L'innovation qui décongestionne les villes.

L'innovation qui permet aux jeunes de se déplacer.

L'innovation qui dépollue.

L'innovation qui diffuse la musique.

L'innovation qui fait voir aux aveugles.

L'innovation qui ralentit le vieillissement.

Elle détruit des emplois mais peut en créer beaucoup plus, si nos économies s'adaptent.

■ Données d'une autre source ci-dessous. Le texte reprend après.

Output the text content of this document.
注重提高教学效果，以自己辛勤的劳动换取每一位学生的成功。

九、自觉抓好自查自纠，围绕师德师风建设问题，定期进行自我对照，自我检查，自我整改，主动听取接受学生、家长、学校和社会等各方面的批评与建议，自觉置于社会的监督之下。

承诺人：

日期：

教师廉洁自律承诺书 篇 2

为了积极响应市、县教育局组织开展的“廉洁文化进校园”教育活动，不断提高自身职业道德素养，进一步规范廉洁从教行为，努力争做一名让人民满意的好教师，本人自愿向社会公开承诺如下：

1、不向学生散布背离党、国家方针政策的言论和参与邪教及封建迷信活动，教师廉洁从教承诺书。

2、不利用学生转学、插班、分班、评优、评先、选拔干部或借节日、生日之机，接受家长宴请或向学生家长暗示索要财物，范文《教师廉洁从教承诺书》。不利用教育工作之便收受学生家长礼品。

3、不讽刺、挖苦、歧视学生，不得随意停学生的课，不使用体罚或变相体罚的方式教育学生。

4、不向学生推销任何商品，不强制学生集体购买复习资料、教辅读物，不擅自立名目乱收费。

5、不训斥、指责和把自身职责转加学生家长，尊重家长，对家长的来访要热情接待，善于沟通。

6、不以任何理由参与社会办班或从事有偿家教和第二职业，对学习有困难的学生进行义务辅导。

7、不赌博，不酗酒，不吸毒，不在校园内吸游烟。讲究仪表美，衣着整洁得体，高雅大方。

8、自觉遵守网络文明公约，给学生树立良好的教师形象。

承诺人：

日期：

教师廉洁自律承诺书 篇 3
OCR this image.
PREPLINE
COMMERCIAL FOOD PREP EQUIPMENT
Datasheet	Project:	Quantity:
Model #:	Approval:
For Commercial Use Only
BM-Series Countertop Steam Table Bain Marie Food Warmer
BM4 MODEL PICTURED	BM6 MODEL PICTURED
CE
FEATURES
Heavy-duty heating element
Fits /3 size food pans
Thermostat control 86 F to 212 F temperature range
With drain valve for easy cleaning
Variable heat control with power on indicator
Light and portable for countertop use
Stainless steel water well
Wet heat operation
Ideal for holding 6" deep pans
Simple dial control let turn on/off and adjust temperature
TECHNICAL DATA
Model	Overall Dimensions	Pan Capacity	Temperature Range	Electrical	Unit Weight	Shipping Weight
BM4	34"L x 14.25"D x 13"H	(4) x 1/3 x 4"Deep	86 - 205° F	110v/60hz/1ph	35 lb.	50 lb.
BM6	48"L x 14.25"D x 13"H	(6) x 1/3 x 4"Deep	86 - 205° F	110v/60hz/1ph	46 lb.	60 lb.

Elle détruit des rentes mais il n'a jamais été plus facile d'être entrepreneur.

Elle a abîmé l'environnement, mais avec elle nous allons le réparer. C'est le temps du triomphe de l'écologie de la croissance.

Le VRAI problème n'est pas là. Le vrai problème réside dans le risque de conflit. Dans le nationalisme. Dans l'extrémisme. Dans le terrorisme.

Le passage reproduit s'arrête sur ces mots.